I’m currently leaning towards the separate ptr crate approach as it seems to minimize the risk of breaking changes compared to just using a version range for ndk.

We can do both, the dependency range should result in less minor (breaking) updates for at least ndk-glue because we’re not forcing the update of another breaking-change crate dependency anymore. But then again we’d have to validate how cargo selects the dependency and also make sure at least min and max versions are tested in the CI? If we do this for multiple crates possible combinations may explode exponentially though.

Regarding the ANativeActivity::instance I’m not totally sure if I understand it in detail. In particular who is owning the memory storing the pointers? The ANativeActivity::instance is then only for internal usage?

It seems to be the typical userdata pointer that is untouched by the NDK, you’re free to assign any data you want but of course have to drop it when the ANativeActivity is cleaned up, presumably in onDestroy.

@dvc94ch Thanks for those insights! It indeed seems that many crates are erroneously using ndk-glue to get hold of the ANativeActivity for JNI purposes (or in one of my test-crates: the internal_data_path()).

Hence going back to my comment and your suggestion, also taking Kotlin into account: those crates should consume the necessary objects through an init function or constructor. We could pass it the needed JNI or NDK types, and get rid of static state and public getters altogether.

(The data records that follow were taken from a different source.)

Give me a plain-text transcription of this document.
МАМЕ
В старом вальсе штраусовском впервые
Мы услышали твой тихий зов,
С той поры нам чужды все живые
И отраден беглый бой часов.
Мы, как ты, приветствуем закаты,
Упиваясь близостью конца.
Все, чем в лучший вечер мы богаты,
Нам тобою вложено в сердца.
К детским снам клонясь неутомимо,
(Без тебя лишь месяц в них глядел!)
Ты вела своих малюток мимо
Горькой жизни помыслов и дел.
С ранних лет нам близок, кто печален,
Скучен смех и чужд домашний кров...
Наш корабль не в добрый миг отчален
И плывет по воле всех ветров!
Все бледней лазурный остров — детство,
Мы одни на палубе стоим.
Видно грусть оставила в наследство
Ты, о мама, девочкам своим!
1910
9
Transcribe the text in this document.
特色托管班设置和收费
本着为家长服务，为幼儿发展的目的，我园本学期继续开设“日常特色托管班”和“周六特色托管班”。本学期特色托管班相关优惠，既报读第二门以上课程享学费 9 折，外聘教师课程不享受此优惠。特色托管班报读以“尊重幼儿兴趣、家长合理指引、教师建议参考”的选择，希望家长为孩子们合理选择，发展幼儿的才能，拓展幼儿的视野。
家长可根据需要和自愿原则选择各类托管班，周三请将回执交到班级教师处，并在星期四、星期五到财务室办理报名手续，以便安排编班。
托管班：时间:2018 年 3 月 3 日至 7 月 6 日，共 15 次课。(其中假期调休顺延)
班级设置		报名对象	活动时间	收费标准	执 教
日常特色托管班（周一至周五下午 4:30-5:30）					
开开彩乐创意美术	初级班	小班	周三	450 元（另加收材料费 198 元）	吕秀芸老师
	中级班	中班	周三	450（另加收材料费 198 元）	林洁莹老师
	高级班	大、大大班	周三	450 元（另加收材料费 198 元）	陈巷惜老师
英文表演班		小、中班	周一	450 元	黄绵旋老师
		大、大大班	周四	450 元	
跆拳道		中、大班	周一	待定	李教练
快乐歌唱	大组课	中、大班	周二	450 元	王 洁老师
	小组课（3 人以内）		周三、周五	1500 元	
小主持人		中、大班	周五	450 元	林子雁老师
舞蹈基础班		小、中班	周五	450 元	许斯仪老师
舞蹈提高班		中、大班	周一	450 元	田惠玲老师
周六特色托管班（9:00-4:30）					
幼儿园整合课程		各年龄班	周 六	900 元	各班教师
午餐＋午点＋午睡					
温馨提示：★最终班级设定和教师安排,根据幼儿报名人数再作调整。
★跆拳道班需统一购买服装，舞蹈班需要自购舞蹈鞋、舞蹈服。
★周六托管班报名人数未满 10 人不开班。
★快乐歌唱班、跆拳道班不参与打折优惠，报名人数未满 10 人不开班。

On the ndk-glue side we will then pass an ANativeActivity into fn main() from fn init(), and internally hold a pointer to our own state in instance so that there’s no static globals anymore. We’ll still have to wrap things in locks to be able to access them concurrently from ANativeActivityCallbacks.

If there’s an NDK version mismatch things will simply refuse to compile (instead of the hard-to-debug failures we’re observing right now), and we can use the existing ptr/unsafe from_ptr helpers to turn one into the other (leveraging the more stable ndk-sys crate types, and if all else a raw pointer can easily be cast too).

MarijnS95 on Jan 19, 2022

so how about a crate that looks like this:

pub struct AndroidContext {
    jni_env: std::ffi::c_void,
   context: std::ffi::c_void,
}
pub fn android_context() -> AndroidContext;

#[doc(hidden)]
pub unsafe intialize_android_context(ctx: AndroidContext);

ndk-glue can initialize it and all library crates can get the stuff they need from the ndk-context crate? If you spawn a new thread you can use the get_java_vm method and then attach to the new thread. this would mean that downstream crates don’t depend on ndk-glue (which they shouldn’t).

dvc94ch on Jan 17, 2022

@MarijnS95 In the end, is the best approach is to set ndk = "*" and ndk-glue = "*" in libraries that use android-ndk? It’s such a pain to bump every library to use the newest version of ndk-glue.

@enfipy As @repi mentioned such crates cannot be published… But it should be possible to publish them with a range of compatible crate revisions. Perhaps ndk-glue could set something (imaginary, I didn’t compatibility-test this) like ndk = ">= 0.3, <= 0.6". Then we only need to bump these (usually only the upper bound) in a patch release. (We can probably do this regardless of introducing an ndk-ptrs/statics crate mentioned above?)

Note that an upper bound is mandatory in my eyes to prevent a situation like https://github.com/gwihlidal/vk-mem-rs/issues/54. It’s much safer for us to validate a setup and push a patch release enlarging the available range of versions than to retroactively publish a new patch release with the upper bound fixed to the last working/compatible version, and yanking everything without that upper bound from crates.io.

The only thing I am not sure about is crate selection. I assume, but have not tested this, that if a crate were to select ndk = "0.5" any crate with ndk-glue with the imaginary ndk = ">= 0.3, <= 0.6" dependency from above would get just ndk 0.5.0? Though perhaps if cargo were to try and select the highest or the lowest (-Zminimal-versions) you could end up with duplicates on different versions after all. Then only Embark’s cargo-deny could save you (or the aforementioned suggestion to remove statics from the crate altogether).

MarijnS95 on Jan 17, 2022

In the end, is the best approach is to set ndk = “" and ndk-glue = "” in libraries that use android-ndk? It’s such a pain to bump every library to use the newest version of ndk-glue.

Don’t think you can publish a crate with wildcard version? Believe it only works for local crates

repi on Jan 14, 2022